Presenting the company’s third-quarter results, chief executive Mike McNamara fielded a series of questions from analysts on the implications of the deal for Flextronics, days days after it was announced that the Chinese manufacturer is also to acquire IBM’s low-end x86 server business for $2.3bn.

Together, around 18% of Flextronics’ revenues in the last quarter came from these two businesses, But Mr McNamara believed it was unlikely that Lenovo would drastically change either its supply chain strategy, or those of the Motorola and IBM units.

“We do a significant amount of strategic work for Motorola and IBM, as well as Lenovo, and I’d like to think of the Lenovo purchase of Motorola as an opportunity to leverage our existing relationship.

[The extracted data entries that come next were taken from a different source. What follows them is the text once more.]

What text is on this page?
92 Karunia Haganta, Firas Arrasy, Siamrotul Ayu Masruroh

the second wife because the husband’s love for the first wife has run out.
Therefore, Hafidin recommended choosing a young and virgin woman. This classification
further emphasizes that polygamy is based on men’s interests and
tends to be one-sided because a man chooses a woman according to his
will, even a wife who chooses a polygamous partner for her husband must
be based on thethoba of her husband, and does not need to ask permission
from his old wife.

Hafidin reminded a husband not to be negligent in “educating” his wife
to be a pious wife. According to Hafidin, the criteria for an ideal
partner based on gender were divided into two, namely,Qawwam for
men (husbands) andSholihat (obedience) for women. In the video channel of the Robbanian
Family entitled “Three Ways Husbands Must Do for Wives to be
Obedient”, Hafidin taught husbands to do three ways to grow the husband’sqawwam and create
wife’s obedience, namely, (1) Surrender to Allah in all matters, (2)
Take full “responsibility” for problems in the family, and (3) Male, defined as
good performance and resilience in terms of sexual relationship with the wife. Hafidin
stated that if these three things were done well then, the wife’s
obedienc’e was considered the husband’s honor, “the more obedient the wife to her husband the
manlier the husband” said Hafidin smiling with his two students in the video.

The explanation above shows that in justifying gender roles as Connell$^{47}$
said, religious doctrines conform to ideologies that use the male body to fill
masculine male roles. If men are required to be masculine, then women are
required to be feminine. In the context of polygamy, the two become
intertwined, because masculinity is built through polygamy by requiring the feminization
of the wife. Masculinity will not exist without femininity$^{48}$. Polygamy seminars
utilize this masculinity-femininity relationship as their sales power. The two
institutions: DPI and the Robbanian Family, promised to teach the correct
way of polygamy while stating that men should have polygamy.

“I’m not saying Lenovo won’t decide to insource at some point in the future, but it doesn’t currently – and boy, would it take them a lot of time to build up the capacity to do so.

“In Europe, we operate on behalf of Lenovo what we view as the most advanced supply chain in the world, which goes all the way from manufacturing and distribution to the end customer,

“Nothing is going to happen for at least the six months it will take to get anti-trust approval,” Mr McNamara insisted.

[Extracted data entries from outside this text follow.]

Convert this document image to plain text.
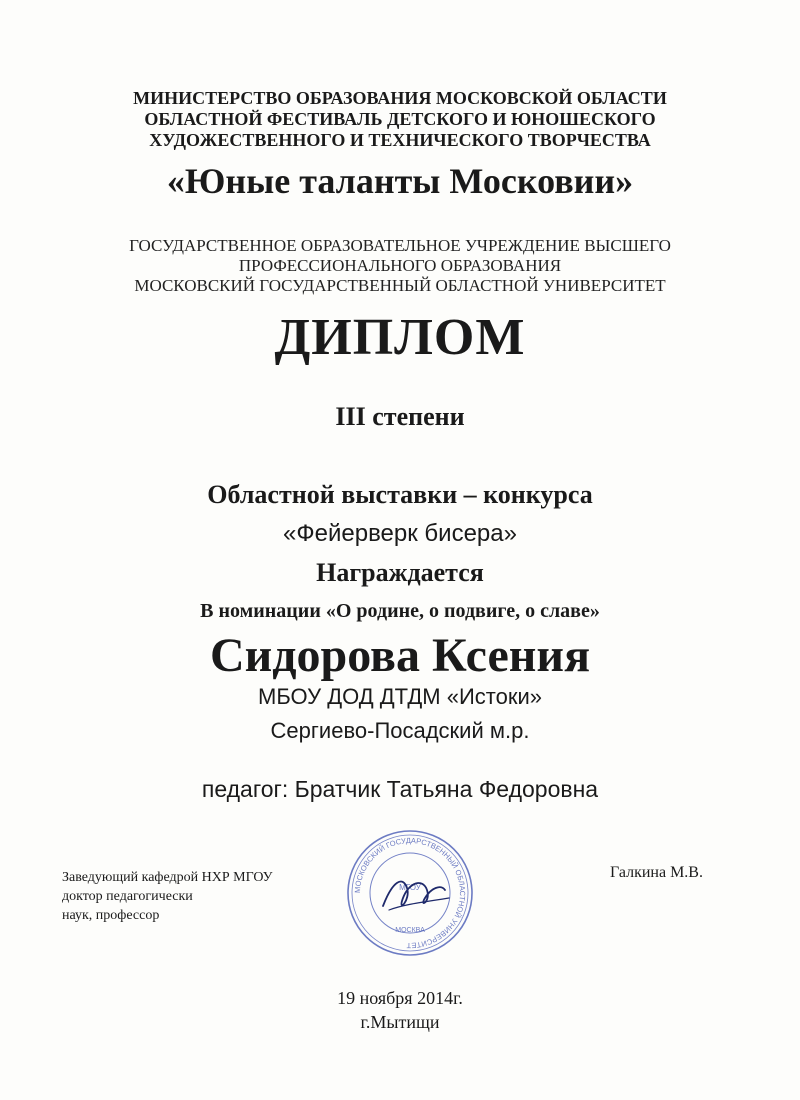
МИНИСТЕРСТВО ОБРАЗОВАНИЯ МОСКОВСКОЙ ОБЛАСТИ
ОБЛАСТНОЙ ФЕСТИВАЛЬ ДЕТСКОГО И ЮНОШЕСКОГО
ХУДОЖЕСТВЕННОГО И ТЕХНИЧЕСКОГО ТВОРЧЕСТВА
«Юные таланты Московии»
ГОСУДАРСТВЕННОЕ ОБРАЗОВАТЕЛЬНОЕ УЧРЕЖДЕНИЕ ВЫСШЕГО
ПРОФЕССИОНАЛЬНОГО ОБРАЗОВАНИЯ
МОСКОВСКИЙ ГОСУДАРСТВЕННЫЙ ОБЛАСТНОЙ УНИВЕРСИТЕТ
ДИПЛОМ
III степени
Областной выставки – конкурса
«Фейерверк бисера»
Награждается
В номинации «О родине, о подвиге, о славе»
Сидорова Ксения
МБОУ ДОД ДТДМ «Истоки»
Сергиево-Посадский м.р.
педагог: Братчик Татьяна Федоровна
Заведующий кафедрой НХР МГОУ
доктор педагогически
наук, профессор
Галкина М.В.
МОСКОВСКИЙ ГОСУДАРСТВЕННЫЙ ОБЛАСТНОЙ УНИВЕРСИТЕТ
МГОУ
МОСКВА
19 ноября 2014г.
г.Мытищи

“And who knows where the world will stand a year from now. But we have the capacity that they need and I certainly don’t expect anything to change in the short term.

Currently Lenovo spends around $500m a year with Flextronics, which Mr McNamara said varied year by year, and he doubted whether the two acquisitions would have material impact on supply chain solution pricing.

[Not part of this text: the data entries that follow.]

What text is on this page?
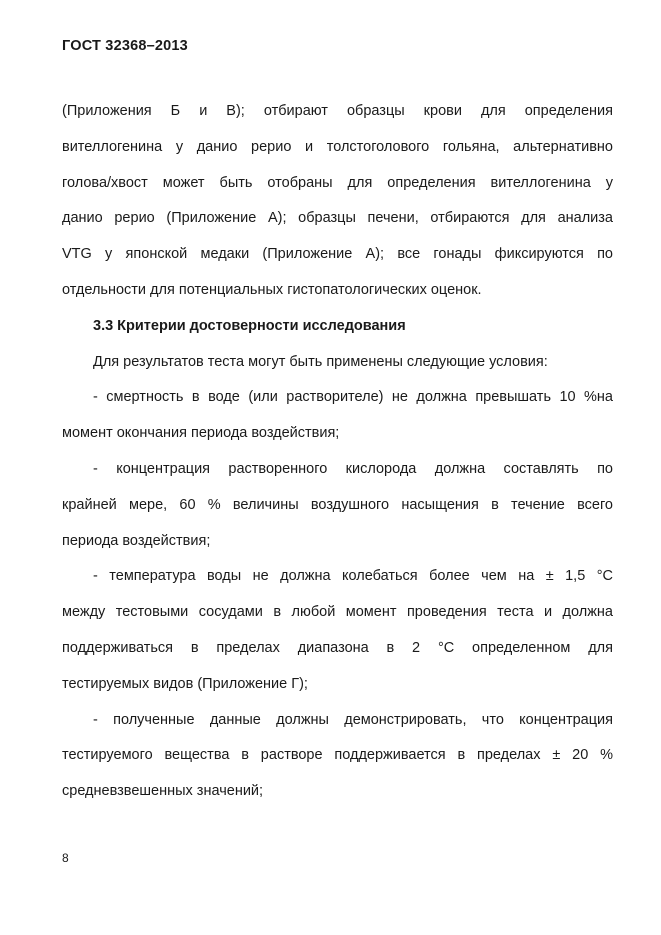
ГОСТ 32368–2013
(Приложения Б и В); отбирают образцы крови для определения
вителлогенина у данио рерио и толстоголового гольяна, альтернативно
голова/хвост может быть отобраны для определения вителлогенина у
данио рерио (Приложение А); образцы печени, отбираются для анализа
VTG у японской медаки (Приложение А); все гонады фиксируются по
отдельности для потенциальных гистопатологических оценок.
3.3 Критерии достоверности исследования
Для результатов теста могут быть применены следующие условия:
- смертность в воде (или растворителе) не должна превышать 10 %на
момент окончания периода воздействия;
- концентрация растворенного кислорода должна составлять по
крайней мере, 60 % величины воздушного насыщения в течение всего
периода воздействия;
- температура воды не должна колебаться более чем на ± 1,5 °С
между тестовыми сосудами в любой момент проведения теста и должна
поддерживаться в пределах диапазона в 2 °С определенном для
тестируемых видов (Приложение Г);
- полученные данные должны демонстрировать, что концентрация
тестируемого вещества в растворе поддерживается в пределах ± 20 %
средневзвешенных значений;
8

“The pricing is already very aggressive and competitively bid, and it’s at market rate, and there won’t be any significant change there.”

At the same time, Flextronics chief financial officer Christopher Collier said that Google was fast becoming a top 10 customer in its own right.

His company reported an adjusted operating profit of $187m for the quarter, up year-on-year by 21%, while revenue increased to just under $7.2bn, a rise of around $1bn on the same period the year before.

Flextronics also announced that it was to begin a large-scale redundancy programme aimed at reducing its sales, general and administrative expenses, which had leaped following the “ramp-up” of several projects.

Mr Collier said those who would lose their jobs would be in corporate and administrative positions, rather than operational, and would initially cost the company $30-35m “in severance and benefits-related costs”.

However, Mr Collier added the move would also save it $60m a year in costs.